Noch bis zum 25. September läuft die Documenta 15 in Kassel. Das Künstlerkollektiv Ruangrupa aus Indonesien, das die aktuelle Weltkunstausstellung kuratiert, setzt auf Vielstimmigkeit und Miteinander. Ein zentraler Begriff ist dabei „Lumbung“. Im ursprünglichen Sinn bezeichnet er eine Reisscheune, in der Bauern ihre Ernteüberschüsse einlagern, um sie mit der Gemeinschaft zu teilen. Von Ruangrupa wird er verstanden als undogmatisches, pragmatisches Teilen von Budgets, Entscheidungen und Ressourcen und das gemeinsame Arbeiten in Netzwerken und Gruppen. Dabei geht es humorvoll, großzügig, transparent und genügsam und lokal verankert zu.

Mir gefällt dieser Ansatz sehr gut. Und ich dachte während meines Besuchs der vielen Ausstellungsorte der sehr unterschiedlichen Kollektive, vielleicht sollten wir unsere Konfi- und Jugendarbeit noch mehr lumbung-like gestalten. Wir neigen ja dazu, noch sehr oft in Kirche in Ressorts und Zuständigkeiten zu denken. Was ist meins und was ist deins. Ich erlebe das an vielen Stellen als sehr mühsam. Es muss doch alles seine Ordnung haben. Wo kämen wir denn hin…
Und so ringen wir manchmal sehr zäh darum, wer auf welcher Ebene wem was zu sagen hat (oder ob ich mir überhaupt von jemandem was sagen lasse), was ich mir auf keinen Fall bieten lasse und achten sorgsam darauf, dass alte Traditionen und Gewohnheiten beachtet werden. Wahlweise ist der oder die andere schuld, wenn das Projekt nicht so läuft. Fehlerfreundliches und herzliches Vergeben fällt uns schwer. Und vergessen geht irgendwie gar nicht.
Ich wünsche mir für das Miteinander der Professionen und Menschen in der Konfi- und Jugendarbeit noch mehr Mut, alte Wege zügig zu verlassen und auszuprobieren, was geht. Hey, Du kannst das und hast Lust dazu?! Dann nur zu. Meine Unterstützung hast Du.

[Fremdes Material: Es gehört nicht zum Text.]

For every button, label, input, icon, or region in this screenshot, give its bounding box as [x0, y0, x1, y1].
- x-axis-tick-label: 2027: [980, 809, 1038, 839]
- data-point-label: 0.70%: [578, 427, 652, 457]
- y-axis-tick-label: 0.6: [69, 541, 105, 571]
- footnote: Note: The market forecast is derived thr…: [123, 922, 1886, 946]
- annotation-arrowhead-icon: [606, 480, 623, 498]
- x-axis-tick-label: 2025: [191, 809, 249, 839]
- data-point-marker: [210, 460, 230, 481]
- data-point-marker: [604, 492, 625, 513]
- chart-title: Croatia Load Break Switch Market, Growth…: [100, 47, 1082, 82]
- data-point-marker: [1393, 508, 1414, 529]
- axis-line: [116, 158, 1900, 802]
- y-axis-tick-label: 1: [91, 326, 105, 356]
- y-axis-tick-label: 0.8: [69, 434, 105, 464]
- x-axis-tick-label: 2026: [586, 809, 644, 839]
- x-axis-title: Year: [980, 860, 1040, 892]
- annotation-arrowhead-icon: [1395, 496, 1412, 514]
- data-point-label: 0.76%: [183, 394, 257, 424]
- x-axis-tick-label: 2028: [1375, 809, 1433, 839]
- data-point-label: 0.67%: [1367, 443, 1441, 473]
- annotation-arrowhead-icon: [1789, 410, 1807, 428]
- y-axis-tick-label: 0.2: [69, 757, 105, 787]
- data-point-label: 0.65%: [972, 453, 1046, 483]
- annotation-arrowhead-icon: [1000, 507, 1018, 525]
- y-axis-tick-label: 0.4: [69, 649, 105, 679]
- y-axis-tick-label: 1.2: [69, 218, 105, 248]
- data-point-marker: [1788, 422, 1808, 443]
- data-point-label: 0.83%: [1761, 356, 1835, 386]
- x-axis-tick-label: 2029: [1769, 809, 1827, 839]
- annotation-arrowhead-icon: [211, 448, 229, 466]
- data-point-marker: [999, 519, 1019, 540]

Klar, ich gebe zu: So kollektiv locker zu lassen und entspannt miteinander kreativ zu werden, ist eben auch eine Kunst für sich.
Aber es lohnt sich um der Kinder und Jugendlichen willen, wenn die Engagierten im Team sich als gute „Sobat-Sobat“ (die Besucher:innen-Guides der Documenta), als Freund:innen und Begleiter:innen erweisen.
Und am Ende des Weges gehen wir zum „Nongkrong“, dem gemeinsamen, ungezwungenen Abhängen über. Am besten im „Warung Kopi“ (Straßencafé) als sozialem Knotenpunkt. Kommunikation als künstlerische Praxis.

Zum Titelbild: Die Brücke über das ehemalige Bootshaus beim Bootsverleih Ahoi an der Fulda haben Schulkinder der Unterneustädter Schule gemeinsam mit dem spanischen Kollektiv Recetas Urbanas vorwiegend aus Europaletten, Holzstämmen, ausrangierten Schultischen und Kirchenbänken konstruiert. Sprüche wie „friedlich und freundlich sein“, „habe gute Laune“ etc. sind auf Stufen und Balken gekritzelt. Nach der Documenta wird die Brücke verfrachtet und auf dem Schulhof weiter für kreative Pausengestaltung sorgen.

Übrigens: Es ist angesichts der Begegnung des kollektiven Denkens mit den etablierten Institutionen der Documenta-Gesellschaft kein Wunder, dass es sowohl auf dem Weg wie auch während der Ausstellung immer wieder zu Konflikten gekommen ist und sicher auch noch kommen wird. Die Diskussion über den Antisemitismusskandal ist da sicher nur das prominenteste Beispiel. Ich persönlich habe gestaunt über die unendliche Fülle der vom indonesischen Kollektiv Taring Padi über Jahrzehnte hinweg gestalteten Antikapitalismus-Szenarien. Bei Betrachten der großflächiger Bilder im ehemaligen Hallenbad-Ost kam mir der Gedanke, dass sich an vielen Stellen viele Menschen getroffen fühlen können.